Dans une Italie au bord du gouffre, il sympathise avec Mussolini et adhère au fascisme par idéalisme.
Devenu un intellectuel officiel, il se révolte contre la corruption des élites fascistes, multiplie les provocations littéraires et finit par être condamné à 5 ans de déportation.
Pendant la guerre 39-45, correspondant de guerre de luxe sur le front russe, bravant la censure et la Gestapo, il devient après la chute de Mussolini officier de liaison avec l'armée américaine.
Malaparte est un mélange de Céline, de Malraux, de Tintin et de chroniqueur mondain, qui sait avec ironie et humour assembler l'incongru et l'inhumain.
« Kaputt », ce sont ses tribulations de 1941 à 1943 en Ukraine, en Pologne, en Finlande, en Allemagne et dans les Balkans.
Il y raconte les massacres de juifs et de prisonniers russes, les soirées mondaines entre diplomates, le ghetto de Varsovie, les fêtes des dignitaires nazis, ses manœuvres d'opposant, des histoires sur des animaux, sa lâcheté, des rencontres avec de hautes personnalités criminelles.
Ecrit sur le front, rapatrié dans l'Italie post fasciste par des diplomates Espagnols et Roumains, ce livre a été publié en 1944 dans Naples libérée.

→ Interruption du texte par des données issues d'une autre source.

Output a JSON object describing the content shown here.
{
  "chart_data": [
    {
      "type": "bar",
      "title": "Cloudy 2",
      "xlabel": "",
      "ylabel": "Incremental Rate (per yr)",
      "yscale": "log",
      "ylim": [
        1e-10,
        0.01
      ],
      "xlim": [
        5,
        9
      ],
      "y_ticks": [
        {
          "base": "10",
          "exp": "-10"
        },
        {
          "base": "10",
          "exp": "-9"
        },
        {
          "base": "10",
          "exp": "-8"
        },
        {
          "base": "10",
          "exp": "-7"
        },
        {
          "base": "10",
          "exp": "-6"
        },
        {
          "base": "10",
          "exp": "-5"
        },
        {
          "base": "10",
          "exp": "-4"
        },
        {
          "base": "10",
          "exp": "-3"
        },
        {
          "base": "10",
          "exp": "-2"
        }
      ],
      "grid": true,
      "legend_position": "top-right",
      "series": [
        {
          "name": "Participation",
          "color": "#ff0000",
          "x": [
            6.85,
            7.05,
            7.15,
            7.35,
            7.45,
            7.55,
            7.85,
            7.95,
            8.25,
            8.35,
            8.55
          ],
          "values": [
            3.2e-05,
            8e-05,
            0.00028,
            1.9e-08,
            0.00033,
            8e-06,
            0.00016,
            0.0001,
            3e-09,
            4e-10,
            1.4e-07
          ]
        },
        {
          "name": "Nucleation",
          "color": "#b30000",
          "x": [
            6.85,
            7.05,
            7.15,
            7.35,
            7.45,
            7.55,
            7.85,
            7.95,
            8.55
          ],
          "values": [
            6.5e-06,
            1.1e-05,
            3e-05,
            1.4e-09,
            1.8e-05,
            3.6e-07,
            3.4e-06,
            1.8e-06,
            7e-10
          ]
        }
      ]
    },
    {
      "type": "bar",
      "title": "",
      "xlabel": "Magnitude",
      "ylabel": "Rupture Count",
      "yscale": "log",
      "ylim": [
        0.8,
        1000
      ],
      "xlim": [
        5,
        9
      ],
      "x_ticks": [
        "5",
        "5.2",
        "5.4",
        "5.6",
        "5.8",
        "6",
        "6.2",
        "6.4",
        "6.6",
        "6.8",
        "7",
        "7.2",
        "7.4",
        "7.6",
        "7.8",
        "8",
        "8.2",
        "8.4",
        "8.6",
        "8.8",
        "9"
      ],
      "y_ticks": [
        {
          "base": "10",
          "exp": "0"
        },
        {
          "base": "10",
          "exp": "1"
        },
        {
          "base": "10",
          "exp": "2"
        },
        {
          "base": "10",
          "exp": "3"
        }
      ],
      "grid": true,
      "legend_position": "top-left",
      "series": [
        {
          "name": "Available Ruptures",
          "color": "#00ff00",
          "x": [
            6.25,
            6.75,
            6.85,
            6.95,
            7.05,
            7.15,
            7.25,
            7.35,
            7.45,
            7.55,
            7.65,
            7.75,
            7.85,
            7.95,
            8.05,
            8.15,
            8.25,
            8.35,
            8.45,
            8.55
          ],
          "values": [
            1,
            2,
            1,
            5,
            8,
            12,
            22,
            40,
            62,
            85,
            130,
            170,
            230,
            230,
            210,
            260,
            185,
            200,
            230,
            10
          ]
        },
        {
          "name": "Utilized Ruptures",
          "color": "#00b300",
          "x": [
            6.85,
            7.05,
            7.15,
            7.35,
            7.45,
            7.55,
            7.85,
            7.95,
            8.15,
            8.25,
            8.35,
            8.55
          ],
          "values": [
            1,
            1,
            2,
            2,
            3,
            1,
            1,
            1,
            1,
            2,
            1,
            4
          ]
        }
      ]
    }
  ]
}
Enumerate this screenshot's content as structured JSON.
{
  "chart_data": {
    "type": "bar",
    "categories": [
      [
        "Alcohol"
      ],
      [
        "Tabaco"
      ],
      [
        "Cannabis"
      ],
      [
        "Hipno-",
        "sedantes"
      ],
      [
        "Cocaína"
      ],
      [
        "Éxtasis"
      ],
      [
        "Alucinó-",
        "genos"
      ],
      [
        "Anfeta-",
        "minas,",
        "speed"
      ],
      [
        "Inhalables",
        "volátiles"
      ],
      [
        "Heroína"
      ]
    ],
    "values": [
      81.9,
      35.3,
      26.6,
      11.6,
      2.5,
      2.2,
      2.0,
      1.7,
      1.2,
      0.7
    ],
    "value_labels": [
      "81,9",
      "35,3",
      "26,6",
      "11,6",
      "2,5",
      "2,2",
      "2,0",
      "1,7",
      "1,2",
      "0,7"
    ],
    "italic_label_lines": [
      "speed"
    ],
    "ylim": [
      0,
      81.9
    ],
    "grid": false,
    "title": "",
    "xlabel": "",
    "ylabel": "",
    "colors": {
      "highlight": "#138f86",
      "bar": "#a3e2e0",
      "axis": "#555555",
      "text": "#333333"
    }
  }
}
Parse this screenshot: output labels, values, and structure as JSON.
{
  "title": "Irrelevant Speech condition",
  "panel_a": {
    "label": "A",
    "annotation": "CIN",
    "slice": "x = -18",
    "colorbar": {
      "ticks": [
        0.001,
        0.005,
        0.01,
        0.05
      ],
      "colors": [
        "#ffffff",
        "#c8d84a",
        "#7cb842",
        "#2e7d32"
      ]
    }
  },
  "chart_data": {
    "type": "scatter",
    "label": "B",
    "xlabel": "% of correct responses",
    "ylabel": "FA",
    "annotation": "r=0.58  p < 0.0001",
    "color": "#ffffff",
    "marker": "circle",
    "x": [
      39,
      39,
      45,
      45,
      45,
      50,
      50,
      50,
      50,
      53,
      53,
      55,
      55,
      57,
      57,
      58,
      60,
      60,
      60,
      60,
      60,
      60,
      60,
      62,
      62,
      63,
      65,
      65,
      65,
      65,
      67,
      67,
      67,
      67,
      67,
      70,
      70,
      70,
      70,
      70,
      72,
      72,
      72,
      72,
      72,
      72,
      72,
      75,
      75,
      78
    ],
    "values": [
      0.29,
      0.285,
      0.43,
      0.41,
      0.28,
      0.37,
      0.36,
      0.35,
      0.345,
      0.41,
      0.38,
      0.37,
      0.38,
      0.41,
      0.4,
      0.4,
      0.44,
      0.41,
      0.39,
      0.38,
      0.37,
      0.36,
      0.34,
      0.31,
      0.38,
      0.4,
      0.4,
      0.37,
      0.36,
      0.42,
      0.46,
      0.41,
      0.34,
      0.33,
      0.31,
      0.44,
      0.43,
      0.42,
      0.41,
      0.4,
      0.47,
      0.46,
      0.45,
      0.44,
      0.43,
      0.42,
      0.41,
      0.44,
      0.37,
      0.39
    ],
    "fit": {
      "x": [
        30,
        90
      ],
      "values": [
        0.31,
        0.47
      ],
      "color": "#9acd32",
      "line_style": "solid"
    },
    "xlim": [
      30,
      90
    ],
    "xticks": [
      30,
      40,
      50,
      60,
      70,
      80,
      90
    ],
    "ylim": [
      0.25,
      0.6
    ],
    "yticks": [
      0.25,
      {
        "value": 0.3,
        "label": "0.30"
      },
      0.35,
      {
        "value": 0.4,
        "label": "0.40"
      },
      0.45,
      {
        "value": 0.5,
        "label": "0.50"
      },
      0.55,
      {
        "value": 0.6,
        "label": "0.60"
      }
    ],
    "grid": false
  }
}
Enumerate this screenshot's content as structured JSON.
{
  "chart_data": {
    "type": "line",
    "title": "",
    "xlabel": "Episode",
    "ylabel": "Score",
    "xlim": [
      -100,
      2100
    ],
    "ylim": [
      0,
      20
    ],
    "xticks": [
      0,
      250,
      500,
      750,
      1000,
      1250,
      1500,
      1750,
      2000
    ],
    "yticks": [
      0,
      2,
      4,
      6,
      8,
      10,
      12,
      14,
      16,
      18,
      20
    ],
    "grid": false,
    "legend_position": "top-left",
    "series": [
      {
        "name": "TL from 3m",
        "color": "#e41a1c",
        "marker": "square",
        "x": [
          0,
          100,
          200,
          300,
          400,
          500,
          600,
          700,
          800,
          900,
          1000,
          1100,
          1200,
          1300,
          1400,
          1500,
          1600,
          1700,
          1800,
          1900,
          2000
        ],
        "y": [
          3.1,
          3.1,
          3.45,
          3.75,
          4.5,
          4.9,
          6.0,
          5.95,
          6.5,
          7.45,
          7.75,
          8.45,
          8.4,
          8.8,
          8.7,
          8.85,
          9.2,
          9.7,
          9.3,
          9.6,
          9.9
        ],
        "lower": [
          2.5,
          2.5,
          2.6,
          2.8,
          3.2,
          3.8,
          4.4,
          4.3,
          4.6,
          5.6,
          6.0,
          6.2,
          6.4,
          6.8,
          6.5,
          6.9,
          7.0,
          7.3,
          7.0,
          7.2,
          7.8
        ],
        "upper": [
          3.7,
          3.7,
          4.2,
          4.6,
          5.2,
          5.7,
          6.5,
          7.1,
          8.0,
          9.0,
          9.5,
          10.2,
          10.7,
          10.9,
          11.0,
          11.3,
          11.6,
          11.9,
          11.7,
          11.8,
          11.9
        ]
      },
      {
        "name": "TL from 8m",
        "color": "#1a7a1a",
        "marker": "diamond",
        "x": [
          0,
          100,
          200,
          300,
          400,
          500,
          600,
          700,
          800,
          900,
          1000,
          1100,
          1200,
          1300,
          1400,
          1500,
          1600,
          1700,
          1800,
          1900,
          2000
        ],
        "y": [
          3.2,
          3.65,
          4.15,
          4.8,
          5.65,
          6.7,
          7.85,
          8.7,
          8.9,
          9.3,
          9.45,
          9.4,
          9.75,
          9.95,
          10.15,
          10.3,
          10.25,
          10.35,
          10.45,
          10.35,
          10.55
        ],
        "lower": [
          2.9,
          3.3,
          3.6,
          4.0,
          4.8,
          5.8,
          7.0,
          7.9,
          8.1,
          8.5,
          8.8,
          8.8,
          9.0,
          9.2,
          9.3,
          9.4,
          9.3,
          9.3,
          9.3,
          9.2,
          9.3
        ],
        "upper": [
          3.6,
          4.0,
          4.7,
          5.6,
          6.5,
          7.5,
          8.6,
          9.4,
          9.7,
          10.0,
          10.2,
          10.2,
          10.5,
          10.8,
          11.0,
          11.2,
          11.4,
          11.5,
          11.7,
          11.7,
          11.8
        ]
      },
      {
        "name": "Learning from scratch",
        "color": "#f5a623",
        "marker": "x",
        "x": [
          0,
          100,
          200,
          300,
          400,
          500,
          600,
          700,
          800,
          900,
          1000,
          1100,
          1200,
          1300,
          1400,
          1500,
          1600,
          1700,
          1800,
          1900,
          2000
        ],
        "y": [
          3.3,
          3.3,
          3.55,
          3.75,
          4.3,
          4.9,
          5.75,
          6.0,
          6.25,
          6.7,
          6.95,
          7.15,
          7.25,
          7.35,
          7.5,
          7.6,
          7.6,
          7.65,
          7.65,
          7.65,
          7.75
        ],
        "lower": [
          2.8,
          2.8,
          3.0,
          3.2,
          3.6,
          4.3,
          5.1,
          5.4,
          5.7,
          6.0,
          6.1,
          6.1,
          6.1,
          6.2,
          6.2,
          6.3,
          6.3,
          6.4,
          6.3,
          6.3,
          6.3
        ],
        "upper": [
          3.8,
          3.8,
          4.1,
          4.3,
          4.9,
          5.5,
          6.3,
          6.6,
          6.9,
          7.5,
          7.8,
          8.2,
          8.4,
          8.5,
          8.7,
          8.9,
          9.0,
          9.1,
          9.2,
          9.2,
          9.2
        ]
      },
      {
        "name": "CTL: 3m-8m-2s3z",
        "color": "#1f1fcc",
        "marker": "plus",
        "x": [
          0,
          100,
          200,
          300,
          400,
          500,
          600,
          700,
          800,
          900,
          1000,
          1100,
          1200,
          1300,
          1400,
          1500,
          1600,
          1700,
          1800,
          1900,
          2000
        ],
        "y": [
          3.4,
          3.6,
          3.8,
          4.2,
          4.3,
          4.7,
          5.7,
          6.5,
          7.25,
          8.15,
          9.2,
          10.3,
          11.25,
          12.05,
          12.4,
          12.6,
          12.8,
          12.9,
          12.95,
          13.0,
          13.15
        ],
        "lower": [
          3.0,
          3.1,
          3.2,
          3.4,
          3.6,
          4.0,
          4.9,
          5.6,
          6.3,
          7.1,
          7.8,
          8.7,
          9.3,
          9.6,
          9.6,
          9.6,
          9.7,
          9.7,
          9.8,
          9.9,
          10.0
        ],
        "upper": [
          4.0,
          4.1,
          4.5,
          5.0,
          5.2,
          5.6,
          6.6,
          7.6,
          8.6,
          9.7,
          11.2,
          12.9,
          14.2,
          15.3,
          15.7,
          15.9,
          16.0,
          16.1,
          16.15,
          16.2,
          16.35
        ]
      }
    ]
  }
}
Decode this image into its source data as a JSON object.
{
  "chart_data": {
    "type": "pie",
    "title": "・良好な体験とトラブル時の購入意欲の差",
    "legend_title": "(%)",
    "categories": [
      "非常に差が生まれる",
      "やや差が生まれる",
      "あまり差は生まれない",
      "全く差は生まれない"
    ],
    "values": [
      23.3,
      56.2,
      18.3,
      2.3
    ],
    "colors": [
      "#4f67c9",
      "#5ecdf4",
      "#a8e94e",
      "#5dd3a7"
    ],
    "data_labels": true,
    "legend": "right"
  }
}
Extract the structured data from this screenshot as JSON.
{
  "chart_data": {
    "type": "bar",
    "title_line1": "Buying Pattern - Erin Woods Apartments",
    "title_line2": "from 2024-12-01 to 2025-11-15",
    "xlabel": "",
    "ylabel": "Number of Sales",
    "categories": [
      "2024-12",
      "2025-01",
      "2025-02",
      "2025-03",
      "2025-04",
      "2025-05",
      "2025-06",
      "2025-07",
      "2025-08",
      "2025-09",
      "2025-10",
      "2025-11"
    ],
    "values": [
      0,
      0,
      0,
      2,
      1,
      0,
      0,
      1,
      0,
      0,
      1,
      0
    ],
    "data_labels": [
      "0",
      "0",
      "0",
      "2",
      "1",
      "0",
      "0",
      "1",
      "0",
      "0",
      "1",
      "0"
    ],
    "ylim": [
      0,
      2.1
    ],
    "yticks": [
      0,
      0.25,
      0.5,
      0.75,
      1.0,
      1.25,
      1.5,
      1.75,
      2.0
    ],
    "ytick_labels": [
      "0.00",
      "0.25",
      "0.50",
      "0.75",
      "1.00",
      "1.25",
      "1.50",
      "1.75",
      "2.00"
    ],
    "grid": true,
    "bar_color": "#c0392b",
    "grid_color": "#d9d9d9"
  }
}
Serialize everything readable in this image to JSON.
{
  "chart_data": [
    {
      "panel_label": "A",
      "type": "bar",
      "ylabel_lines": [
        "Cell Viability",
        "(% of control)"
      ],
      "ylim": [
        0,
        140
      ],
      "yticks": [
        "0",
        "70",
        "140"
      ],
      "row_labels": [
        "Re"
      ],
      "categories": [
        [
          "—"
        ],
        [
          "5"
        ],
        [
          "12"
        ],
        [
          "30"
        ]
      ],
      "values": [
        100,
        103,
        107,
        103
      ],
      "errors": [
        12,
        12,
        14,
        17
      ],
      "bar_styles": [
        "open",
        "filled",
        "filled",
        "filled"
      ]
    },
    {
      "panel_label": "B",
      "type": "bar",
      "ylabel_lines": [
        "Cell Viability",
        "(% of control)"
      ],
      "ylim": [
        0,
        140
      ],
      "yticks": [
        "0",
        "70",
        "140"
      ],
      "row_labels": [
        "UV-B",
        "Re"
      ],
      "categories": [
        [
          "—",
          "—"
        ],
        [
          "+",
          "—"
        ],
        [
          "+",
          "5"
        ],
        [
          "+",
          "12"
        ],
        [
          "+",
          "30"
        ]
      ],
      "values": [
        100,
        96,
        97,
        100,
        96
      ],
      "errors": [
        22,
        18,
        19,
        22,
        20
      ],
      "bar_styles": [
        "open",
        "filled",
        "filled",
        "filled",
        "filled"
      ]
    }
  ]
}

C'est un des premiers témoignages historiques écrits de la Shoah et des crimes nazis en Russie. Mais tout n'est pas exact. Malaparte a trop d'imagination pour ne pas affabuler.
C'est en revanche une vraie œuvre littéraire, récit d'aventures à la structure complexe où le grotesque côtoie l'anecdote et le cauchemar. Le style est classique, avec un ton poétique, surréaliste et baroque exceptionnel.
Bref, ce livre est immense. A lire tout en sachant que vous allez l'adorer ou le détester.
Un témoignage étonnant
Critique de Kyp (, Inscrit le 4 septembre 2009, 31 ans) - 6 septembre 2009
Un chef d'oeuvre !
Critique de Dirlandaise (Québec, Inscrite le 28 août 2004, 69 ans) - 17 avril 2008
Mais l'écriture de Curzio Malaparte est d'une beauté telle qu'il est difficile d'y résister. Dès les premières pages, j'ai su que j'avais entre les mains un livre exceptionnel et je me suis tout simplement régalée de cette belle écriture raffinée et poétique. Les descriptions sont tout simplement sublimes. L'auteur dépeint les scènes en jouant avec les couleurs et les ombres, les sons, les odeurs, enfin tout ce que les sens peuvent percevoir et apprécier.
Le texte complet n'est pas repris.